Language Learning Gap: Less Than 1% of English Schools Equipped with Comprehensive Policies


Challenges Mount as the Majority of Institutions Lack Comprehensive Guidelines for Second Languages and English Learning

A mere three out of every 500 schools in England, representing less than 1%, possess holistic policies addressing foreign languages, English language proficiency, and the integration of students with English as an additional language (EAL), according to recent findings published in the British Educational Research Journal.

Conducted by researchers at the University of Cambridge, the study scrutinized nearly 1,000 secondary schools, challenging the inclusivity claims of many institutions and signaling a potential deprioritization of language learning.

With approximately 20% of students in England classified as EAL, the study sheds light on the challenges schools face in managing linguistic diversity. Despite the multicultural landscape of English schools, the research found only six schools out of the 998 examined had dedicated, school-wide language policies. Remarkably, more schools had policies on asbestos management or rules about dogs on school grounds.

While specific language-related policies were present in most schools, they were often isolated, unclear, and inconsistent, particularly concerning critical issues such as supporting EAL learners and the status of community languages. Astonishingly, 37% of schools failed to mention English, other languages, or the term “language” in any public policy document.

The absence of comprehensive language strategies raises concerns for the 1.7 million EAL students in England, as only 6% of state schools and 15% of all schools had explicit EAL policies. The study uncovered anecdotal evidence of disjointed experiences for some EAL students, highlighting the urgent need for coherent language education approaches.

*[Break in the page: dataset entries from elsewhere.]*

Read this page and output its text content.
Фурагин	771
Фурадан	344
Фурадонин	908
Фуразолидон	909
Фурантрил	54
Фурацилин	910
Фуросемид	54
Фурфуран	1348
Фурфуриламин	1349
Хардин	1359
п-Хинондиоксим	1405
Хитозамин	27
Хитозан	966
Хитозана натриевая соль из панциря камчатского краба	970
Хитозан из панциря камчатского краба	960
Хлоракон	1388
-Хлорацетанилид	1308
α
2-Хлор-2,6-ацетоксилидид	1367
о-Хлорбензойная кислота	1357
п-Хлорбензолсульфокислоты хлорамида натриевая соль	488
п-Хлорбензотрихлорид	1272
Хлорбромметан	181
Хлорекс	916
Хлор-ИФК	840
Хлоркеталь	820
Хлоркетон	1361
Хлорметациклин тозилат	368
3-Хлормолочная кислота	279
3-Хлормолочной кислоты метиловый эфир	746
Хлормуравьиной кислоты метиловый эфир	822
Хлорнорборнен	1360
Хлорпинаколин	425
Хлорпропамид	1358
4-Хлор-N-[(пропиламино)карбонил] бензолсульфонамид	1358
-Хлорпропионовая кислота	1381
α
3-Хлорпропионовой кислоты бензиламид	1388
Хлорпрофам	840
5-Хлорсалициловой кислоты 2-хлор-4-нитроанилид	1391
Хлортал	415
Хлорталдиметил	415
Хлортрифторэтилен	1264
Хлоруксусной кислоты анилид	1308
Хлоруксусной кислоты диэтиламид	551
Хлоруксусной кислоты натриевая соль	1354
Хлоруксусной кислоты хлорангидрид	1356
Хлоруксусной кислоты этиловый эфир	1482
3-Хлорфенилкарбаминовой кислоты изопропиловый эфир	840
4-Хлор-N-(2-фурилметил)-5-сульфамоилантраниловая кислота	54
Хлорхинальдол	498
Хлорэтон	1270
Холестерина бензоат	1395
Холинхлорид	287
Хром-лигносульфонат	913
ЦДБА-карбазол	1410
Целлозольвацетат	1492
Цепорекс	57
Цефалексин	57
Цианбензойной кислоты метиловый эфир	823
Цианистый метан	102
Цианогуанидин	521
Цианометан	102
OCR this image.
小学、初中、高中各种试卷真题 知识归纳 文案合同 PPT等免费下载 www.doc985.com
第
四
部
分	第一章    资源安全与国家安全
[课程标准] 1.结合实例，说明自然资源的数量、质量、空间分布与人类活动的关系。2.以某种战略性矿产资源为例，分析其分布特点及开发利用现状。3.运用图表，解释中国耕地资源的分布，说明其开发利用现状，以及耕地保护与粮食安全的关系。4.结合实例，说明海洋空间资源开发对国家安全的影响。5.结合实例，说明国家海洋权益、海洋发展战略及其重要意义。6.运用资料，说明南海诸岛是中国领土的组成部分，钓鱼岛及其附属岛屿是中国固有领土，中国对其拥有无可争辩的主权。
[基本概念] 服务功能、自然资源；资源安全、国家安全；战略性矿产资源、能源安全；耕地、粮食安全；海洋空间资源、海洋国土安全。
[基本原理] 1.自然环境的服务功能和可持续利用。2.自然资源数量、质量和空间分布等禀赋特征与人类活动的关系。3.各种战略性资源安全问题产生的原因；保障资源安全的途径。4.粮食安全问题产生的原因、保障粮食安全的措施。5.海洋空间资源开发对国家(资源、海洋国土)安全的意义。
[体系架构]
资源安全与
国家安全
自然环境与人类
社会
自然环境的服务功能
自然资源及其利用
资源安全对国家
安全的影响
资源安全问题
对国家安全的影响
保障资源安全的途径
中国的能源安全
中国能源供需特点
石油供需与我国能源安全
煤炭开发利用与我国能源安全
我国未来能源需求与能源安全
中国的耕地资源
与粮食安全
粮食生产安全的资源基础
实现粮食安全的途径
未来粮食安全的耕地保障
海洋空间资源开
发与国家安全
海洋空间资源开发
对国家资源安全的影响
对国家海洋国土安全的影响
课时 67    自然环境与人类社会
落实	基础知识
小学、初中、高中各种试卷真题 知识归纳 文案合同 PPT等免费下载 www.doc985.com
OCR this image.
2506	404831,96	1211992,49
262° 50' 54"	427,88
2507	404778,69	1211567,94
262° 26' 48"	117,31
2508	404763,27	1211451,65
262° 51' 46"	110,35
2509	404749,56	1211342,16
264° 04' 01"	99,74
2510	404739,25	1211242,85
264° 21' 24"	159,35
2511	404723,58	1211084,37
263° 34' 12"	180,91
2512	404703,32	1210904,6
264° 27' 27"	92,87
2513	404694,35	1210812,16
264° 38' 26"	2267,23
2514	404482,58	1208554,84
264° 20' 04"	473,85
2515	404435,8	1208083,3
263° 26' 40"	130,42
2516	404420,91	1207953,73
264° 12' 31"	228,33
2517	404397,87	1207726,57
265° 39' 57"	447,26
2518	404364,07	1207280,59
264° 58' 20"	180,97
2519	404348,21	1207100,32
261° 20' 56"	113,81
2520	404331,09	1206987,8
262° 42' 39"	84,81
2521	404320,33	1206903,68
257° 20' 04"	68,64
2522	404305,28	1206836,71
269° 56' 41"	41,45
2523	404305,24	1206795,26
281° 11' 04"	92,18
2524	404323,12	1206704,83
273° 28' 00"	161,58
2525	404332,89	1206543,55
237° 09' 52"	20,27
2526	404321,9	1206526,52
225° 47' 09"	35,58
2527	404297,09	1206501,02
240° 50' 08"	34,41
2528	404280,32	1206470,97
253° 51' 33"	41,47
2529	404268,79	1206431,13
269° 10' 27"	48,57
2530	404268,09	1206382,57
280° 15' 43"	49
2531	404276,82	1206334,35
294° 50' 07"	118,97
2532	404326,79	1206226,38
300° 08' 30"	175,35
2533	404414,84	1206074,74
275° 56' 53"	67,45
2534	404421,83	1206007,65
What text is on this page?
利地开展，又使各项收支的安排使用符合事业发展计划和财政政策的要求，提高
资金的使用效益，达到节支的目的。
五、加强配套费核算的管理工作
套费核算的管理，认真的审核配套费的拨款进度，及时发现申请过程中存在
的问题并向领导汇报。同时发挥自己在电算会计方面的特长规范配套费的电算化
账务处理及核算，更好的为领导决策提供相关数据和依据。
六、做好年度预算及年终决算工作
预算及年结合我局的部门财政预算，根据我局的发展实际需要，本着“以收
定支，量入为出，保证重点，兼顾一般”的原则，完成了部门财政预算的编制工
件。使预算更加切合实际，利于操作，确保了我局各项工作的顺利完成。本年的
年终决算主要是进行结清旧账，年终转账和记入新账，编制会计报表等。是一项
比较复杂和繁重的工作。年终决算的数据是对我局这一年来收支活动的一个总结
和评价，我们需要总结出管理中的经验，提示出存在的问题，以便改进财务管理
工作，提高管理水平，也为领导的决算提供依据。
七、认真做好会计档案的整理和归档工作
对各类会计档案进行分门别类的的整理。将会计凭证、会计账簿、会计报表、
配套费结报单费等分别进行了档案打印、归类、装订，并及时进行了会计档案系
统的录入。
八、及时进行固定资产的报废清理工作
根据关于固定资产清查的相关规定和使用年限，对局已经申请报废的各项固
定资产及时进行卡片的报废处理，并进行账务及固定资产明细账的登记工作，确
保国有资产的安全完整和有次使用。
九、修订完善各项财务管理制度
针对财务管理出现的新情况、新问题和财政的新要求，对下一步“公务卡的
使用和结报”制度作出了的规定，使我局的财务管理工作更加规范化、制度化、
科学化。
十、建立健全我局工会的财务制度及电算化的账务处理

Karen Forbes, Associate Professor in Second Language Education at the University of Cambridge, expressed surprise at the lack of systematic language policies in schools. Forbes emphasized the fundamental role language plays in students’ learning processes and called the absence of clear policies “very worrying,” especially for EAL students.

Despite a significant EAL student population in some schools, language policies were often superficial or categorized EAL as a “special educational need,” contrary to government guidelines. Some policies even extended beyond the classroom, with certain schools expecting parents to enforce “standard English” at home, posing challenges for non-English-speaking parents.

The study also raised concerns about the encouragement of language learning within the curriculum. While the government advocates language study through the English Baccalaureate, only about 65% of independent schools regarded language study to GCSE as compulsory, compared to just a quarter of state schools.

The authors argue for a localized approach to language policy within schools, tailored to the linguistic context of local communities. They hope this study will pave the way for a larger project, leading to the development of a toolkit for schools to create comprehensive language policies, fostering a more inclusive and supportive educational environment.